Lawyer in $550 million U.S. disability fraud sentenced to more prison

FILE PHOTO: Agents of the Technical Criminal Investigation Agency (ATIC) escort Kentucky attorney Eric Christopher Conn, 57, wanted by the FBI over his role in a disability fraud scheme, in Tegucigalpa, Honduras December 5, 2017. REUTERS/Jorge Cabrera
FILE PHOTO: Agents of the Technical Criminal Investigation Agency (ATIC) escort Kentucky attorney Eric Christopher Conn, 57, wanted by the FBI over his role in a disability fraud scheme, in Tegucigalpa, Honduras December 5, 2017. REUTERS/Jorge Cabrera

Thomson Reuters

(Reuters) - A disbarred Kentucky lawyer who was sentenced to 12 years in prison for his role in a record $550 million disability fraud scheme on Friday was ordered to serve an additional 15 years after he fled to Honduras to avoid incarceration.

Eric Conn, who ran one of the largest disability practices in the United States, was sentenced to the additional prison term by U.S. District Judge Danny Reeves in Lexington, Kentucky, the U.S. Justice Department said.

The sentencing came after Conn, who called himself “Mr. Social Security," pleaded guilty in June to three counts, including conspiracy to defraud the United States and conspiracy to escape.

He had pleaded guilty in March 2017 to charges stemming from the fraud scheme, but he fled that June before his sentencing. Reeves subsequently sentenced him in absentia to 12 years in prison.

Conn, 58, was ultimately arrested in December at a Pizza Hut restaurant in the coastal city of La Ceiba, Honduras, according to the Federal Bureau of Investigation.

Reeves also ordered Conn to pay $72.6 million in restitution. A lawyer for Conn, who lived in Pikeville, Kentucky, did not respond to a request for comment.

Prosecutors said that from 2004 to 2016, Conn participated in a scheme that involved submitting falsified medical documents to the U.S. Social Security Administration (SSA) to obtain disability benefits for thousands of people.
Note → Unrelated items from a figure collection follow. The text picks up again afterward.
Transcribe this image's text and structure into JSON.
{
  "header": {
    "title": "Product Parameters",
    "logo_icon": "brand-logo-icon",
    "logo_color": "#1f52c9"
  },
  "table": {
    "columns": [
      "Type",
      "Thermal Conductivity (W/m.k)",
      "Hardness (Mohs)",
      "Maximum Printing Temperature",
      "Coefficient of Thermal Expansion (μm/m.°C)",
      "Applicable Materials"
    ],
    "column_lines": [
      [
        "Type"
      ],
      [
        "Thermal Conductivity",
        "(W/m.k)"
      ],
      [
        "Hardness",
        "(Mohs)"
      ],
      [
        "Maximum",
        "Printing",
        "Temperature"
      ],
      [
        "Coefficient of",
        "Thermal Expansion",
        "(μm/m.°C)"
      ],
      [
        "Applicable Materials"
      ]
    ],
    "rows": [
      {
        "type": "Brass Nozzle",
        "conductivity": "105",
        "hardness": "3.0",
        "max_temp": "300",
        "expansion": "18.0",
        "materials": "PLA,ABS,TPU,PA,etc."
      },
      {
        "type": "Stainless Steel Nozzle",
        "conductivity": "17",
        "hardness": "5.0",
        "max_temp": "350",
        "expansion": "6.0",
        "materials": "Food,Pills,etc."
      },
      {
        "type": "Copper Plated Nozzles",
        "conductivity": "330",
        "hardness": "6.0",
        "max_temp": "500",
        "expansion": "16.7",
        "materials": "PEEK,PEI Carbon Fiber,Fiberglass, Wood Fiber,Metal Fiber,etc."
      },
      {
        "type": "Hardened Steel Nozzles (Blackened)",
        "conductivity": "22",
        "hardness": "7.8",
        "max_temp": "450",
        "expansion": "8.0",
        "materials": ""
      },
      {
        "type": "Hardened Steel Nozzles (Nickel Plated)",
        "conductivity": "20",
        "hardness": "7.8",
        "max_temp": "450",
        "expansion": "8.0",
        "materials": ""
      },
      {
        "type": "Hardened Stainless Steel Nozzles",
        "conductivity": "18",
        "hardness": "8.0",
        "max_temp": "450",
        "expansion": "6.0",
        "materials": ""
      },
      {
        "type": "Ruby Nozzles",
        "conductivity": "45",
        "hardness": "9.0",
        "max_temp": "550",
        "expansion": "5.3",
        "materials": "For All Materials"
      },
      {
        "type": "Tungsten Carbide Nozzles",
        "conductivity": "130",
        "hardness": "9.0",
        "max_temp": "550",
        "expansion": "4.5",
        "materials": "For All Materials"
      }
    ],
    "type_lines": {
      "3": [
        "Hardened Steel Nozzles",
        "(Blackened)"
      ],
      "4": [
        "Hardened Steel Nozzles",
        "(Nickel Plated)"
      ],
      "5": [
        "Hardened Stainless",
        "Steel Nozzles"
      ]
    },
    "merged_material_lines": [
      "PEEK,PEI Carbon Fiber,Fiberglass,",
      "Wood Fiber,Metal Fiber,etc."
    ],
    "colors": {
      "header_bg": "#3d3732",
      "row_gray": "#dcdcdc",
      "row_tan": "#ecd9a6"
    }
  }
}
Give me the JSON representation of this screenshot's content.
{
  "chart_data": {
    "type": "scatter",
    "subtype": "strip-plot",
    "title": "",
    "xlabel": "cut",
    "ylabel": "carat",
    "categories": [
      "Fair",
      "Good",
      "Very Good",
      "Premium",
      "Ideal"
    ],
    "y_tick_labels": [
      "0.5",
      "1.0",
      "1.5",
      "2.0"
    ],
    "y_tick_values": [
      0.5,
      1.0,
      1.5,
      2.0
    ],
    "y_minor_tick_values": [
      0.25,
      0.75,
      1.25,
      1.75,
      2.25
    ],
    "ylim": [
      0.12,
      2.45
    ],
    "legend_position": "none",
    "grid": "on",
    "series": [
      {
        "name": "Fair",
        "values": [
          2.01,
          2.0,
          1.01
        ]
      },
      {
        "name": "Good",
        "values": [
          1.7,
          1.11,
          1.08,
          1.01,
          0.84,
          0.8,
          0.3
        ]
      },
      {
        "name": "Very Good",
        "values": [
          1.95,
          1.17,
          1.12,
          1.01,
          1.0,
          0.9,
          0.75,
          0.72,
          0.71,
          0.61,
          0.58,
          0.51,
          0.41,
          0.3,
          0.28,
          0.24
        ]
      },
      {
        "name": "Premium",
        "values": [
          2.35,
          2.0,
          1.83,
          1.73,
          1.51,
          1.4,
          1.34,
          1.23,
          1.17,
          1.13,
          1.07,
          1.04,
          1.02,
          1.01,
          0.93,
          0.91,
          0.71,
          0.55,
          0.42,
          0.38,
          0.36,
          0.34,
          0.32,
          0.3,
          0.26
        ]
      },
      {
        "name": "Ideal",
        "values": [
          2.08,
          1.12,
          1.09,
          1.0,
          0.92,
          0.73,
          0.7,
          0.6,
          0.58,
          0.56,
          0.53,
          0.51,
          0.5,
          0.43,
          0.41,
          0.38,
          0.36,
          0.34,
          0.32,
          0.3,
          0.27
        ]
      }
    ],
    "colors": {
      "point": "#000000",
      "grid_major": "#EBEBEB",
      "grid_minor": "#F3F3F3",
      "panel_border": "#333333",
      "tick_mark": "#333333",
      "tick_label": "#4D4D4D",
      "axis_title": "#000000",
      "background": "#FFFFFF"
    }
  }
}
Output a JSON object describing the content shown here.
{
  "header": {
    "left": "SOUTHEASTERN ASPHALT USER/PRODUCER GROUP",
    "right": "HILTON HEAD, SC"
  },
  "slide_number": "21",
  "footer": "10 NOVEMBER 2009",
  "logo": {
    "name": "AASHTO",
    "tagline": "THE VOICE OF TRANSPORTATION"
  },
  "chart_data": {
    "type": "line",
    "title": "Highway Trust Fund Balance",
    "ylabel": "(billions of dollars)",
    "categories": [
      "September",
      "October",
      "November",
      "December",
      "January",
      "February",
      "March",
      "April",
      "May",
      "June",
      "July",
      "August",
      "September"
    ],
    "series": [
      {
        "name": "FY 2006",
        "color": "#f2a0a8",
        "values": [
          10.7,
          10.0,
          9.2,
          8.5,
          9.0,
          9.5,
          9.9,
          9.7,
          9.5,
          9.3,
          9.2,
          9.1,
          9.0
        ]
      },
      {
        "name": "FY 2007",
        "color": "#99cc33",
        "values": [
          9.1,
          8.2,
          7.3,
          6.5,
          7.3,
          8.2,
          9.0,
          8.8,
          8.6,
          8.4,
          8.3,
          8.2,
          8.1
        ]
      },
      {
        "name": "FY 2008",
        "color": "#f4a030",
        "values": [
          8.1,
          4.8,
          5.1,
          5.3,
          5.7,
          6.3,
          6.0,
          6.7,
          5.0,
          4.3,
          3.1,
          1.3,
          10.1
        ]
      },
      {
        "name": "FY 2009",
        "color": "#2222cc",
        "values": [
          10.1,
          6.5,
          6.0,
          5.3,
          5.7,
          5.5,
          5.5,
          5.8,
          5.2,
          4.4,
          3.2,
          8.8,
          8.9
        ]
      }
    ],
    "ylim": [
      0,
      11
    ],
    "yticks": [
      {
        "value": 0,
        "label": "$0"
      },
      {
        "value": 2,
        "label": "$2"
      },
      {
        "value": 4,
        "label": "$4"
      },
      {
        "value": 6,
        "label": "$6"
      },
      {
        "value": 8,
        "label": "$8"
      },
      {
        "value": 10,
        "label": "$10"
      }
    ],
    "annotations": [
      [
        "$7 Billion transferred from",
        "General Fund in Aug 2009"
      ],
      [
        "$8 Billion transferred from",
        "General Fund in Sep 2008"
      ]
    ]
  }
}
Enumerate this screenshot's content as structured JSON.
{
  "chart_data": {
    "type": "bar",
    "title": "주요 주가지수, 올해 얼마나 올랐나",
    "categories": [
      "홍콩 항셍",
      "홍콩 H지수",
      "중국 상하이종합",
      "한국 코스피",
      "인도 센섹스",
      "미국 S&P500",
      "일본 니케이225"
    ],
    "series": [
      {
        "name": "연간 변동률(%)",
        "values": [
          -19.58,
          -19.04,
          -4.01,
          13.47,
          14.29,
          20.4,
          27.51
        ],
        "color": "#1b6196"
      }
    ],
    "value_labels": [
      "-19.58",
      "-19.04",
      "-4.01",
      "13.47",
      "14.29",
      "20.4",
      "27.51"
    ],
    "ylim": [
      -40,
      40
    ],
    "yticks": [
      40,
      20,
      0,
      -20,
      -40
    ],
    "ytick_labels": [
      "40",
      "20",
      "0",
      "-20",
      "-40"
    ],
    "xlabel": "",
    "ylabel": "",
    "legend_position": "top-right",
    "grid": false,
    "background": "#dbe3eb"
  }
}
Prosecutors said that from 2004 through 2011, Conn paid a now-retired SSA administrative law judge about $10,000 a month to award benefits to his clients for whom Conn submitted falsified medical documents.

As a result, the administrative judge issued decisions granting benefits in well over 1,700 of Conn's clients' cases, prosecutors said.

Conn also paid medical professionals to sign fabricated medical forms before evaluations of his clients took place, prosecutors said.